Mit Köpfchen vorgehen
Wodurch sich das neue Wolfenstein ebenfalls von einigen Titeln der Konkurrenz abhebt, ist die Wahlfreiheit zwischen stumpfer Gewalt oder dem Schleichen während der Level. Vor allem letzteres eignet sich an vielen Stellen besonders gut, da Ranghöhere des Regimes Verstärkung rufen können. Diese werden am obereren rechten Bildschirmrand mit „Signal entdeckt“ und der jeweiligen Entfernung markiert. Die bösen Buben einfach leise ausschalten und schon kann Captain Blazkowicz seinem Rambowesen nachgehen und lauthals alles zu Kleinholz verarbeiten. Dafür stehen einem eine breite Auswahl an Waffen zur Verfügung, die allesamt gleichzeitig getragen werden können. Die Ausnahme hierbei stellen die MGs dar, die bei jedem Waffenwechsel abgelegt werden.
Im Laufe des Spiels erhält man durch bestimmte Kills Vorteile, die sich in vier Gruppen unterteilen lassen:
- Heimlichkeit
- Taktik
- Angriff
- Zerstörung
Beim Heimlichkeit zum Beispiel werden durch Kills mit dem Wurfmesser die tragbare Anzahl dieser erhöht oder der Spieler erhält Gesundheit, sobald er jemanden heimlich überwältigt. Dieser Fortschritt kann jederzeit im Menü überprüft werden.

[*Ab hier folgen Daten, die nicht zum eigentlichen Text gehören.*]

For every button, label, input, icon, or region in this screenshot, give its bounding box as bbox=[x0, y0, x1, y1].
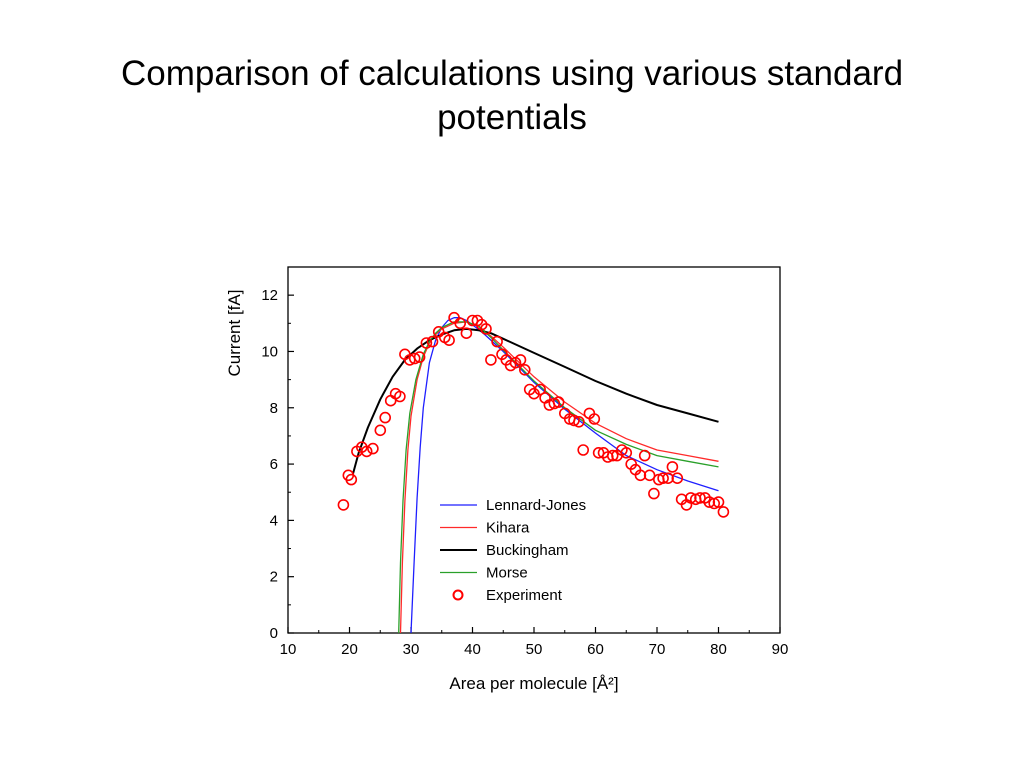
data-point bbox=[643, 469, 656, 482]
slide-title-line-2: potentials bbox=[437, 98, 587, 137]
x-tick-label: 30 bbox=[403, 641, 420, 658]
legend-item: Lennard-Jones bbox=[440, 497, 586, 514]
data-point bbox=[552, 396, 565, 408]
data-point bbox=[466, 314, 479, 327]
series-morse bbox=[398, 321, 719, 633]
data-point bbox=[491, 335, 503, 348]
data-point bbox=[394, 390, 406, 403]
y-tick-label: 10 bbox=[261, 343, 278, 360]
legend-label: Buckingham bbox=[486, 542, 569, 559]
data-point bbox=[666, 461, 679, 473]
data-point bbox=[638, 449, 651, 462]
data-point bbox=[379, 411, 392, 424]
data-point bbox=[426, 335, 439, 348]
data-point bbox=[694, 492, 706, 504]
data-point bbox=[592, 446, 605, 459]
data-point bbox=[606, 449, 619, 462]
data-point bbox=[568, 414, 580, 427]
legend-label: Morse bbox=[486, 565, 528, 582]
data-point bbox=[712, 496, 725, 508]
data-point bbox=[648, 487, 660, 500]
y-tick-label: 2 bbox=[270, 569, 278, 586]
data-point bbox=[620, 446, 633, 459]
y-axis-title: Current [fA] bbox=[225, 290, 244, 377]
data-point bbox=[480, 323, 492, 335]
data-point bbox=[588, 413, 601, 425]
data-point bbox=[514, 354, 527, 366]
y-tick-label: 0 bbox=[270, 625, 278, 642]
series-kihara bbox=[399, 321, 719, 633]
x-tick-label: 70 bbox=[649, 641, 666, 658]
data-point bbox=[454, 317, 467, 330]
data-point bbox=[634, 469, 647, 482]
y-tick-label: 12 bbox=[261, 287, 278, 304]
series-line bbox=[398, 321, 719, 633]
data-point bbox=[337, 499, 350, 511]
x-tick-label: 20 bbox=[341, 641, 358, 658]
data-point bbox=[408, 352, 421, 365]
legend-item: Morse bbox=[440, 565, 528, 582]
data-point bbox=[534, 383, 546, 396]
x-tick-label: 80 bbox=[710, 641, 727, 658]
data-point bbox=[420, 337, 433, 349]
data-point bbox=[345, 473, 358, 486]
data-point bbox=[360, 445, 373, 458]
x-axis-title: Area per molecule [Å²] bbox=[449, 674, 618, 693]
data-point bbox=[657, 472, 669, 485]
y-tick-label: 8 bbox=[270, 400, 278, 417]
x-tick-label: 60 bbox=[587, 641, 604, 658]
legend-item: Kihara bbox=[440, 520, 530, 537]
legend: Lennard-Jones Kihara Buckingham Morse Experi… bbox=[440, 497, 586, 604]
x-tick-label: 40 bbox=[464, 641, 481, 658]
data-point bbox=[717, 506, 730, 518]
legend-label: Kihara bbox=[486, 520, 530, 537]
series-layer bbox=[337, 311, 730, 633]
data-point bbox=[413, 351, 426, 363]
x-tick-label: 90 bbox=[772, 641, 789, 658]
data-point bbox=[671, 472, 684, 485]
slide-title-line-1: Comparison of calculations using various… bbox=[120, 54, 904, 93]
legend-label: Lennard-Jones bbox=[486, 497, 586, 514]
y-tick-label: 6 bbox=[270, 456, 278, 473]
legend-item: Buckingham bbox=[440, 542, 569, 559]
series-line bbox=[399, 321, 719, 633]
data-point bbox=[518, 363, 531, 376]
data-point bbox=[374, 424, 387, 437]
data-point bbox=[367, 442, 379, 455]
data-point bbox=[443, 334, 455, 347]
data-point bbox=[460, 327, 473, 340]
series-experiment bbox=[337, 311, 730, 518]
legend-swatch bbox=[452, 589, 464, 601]
x-tick-label: 10 bbox=[280, 641, 297, 658]
slide-title: Comparison of calculations using various… bbox=[60, 52, 964, 140]
y-tick-label: 4 bbox=[270, 512, 278, 529]
legend-item: Experiment bbox=[452, 587, 563, 604]
legend-label: Experiment bbox=[486, 587, 563, 604]
data-point bbox=[573, 415, 585, 428]
plot-axes: 10 20 30 40 50 60 70 80 90 0 2 4 6 8 10 12 bbox=[261, 266, 789, 658]
data-point bbox=[577, 444, 590, 456]
data-point bbox=[485, 354, 497, 366]
x-tick-label: 50 bbox=[526, 641, 543, 658]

Next-Gen wird nicht ausgereizt
Was auf die Xbox One zutrifft wird mit Sicherheit auch bei dem PC der Fall sein. Wolfenstein verpasst leider die Chance, grafisch die Konsole an ihre Grenzen zu bringen und einen echten Augenschmaus zu bieten. Zwar sehen vor allem die Cutscenes richtig gut aus und auch die Charaktere während dem Spielgeschehen lassen sich nicht lumpen, doch kleinere Details wie Papier auf dem Boden und andere Texturen sehen leider verwaschen aus. Hier hat mir persönlich ein wenig die Liebe zum Detail gefehlt. Ansonsten konnte ich mich mit dem Leveldesign recht schnell anfreunden, wenngleich die Routen von Zeit zu Zeit immer enger und weniger variabel werden.
Fazit
Wolfenstein – The New Order ist kein „Oldschool Shooter“, sondern pickt sich viel mehr einige alte Elemente heraus und verschwächt diese im neuen Teil. Die Story und das Gameplay sind eine Mischung aus ernster Pseudozukunft und dem typischen Nazi-Trash. Die größte und „schlimmste“ Schwäche zeigte das Spiel bei dem stellenweise auftretendem Texturenmatsch. Nichtsdestotrotz hat mich Wolfenstein sehr gut (11 Stunden um genau zu sein) unterhalten und ich bin von dem Spiel um Längen mehr angetan als von Watch Dogs, welches ich in den kommenden Tagen / Wochen rezensieren werde. Von mir gibt es daher für diesen Titel eine klare Kaufempfehlung (Amazon).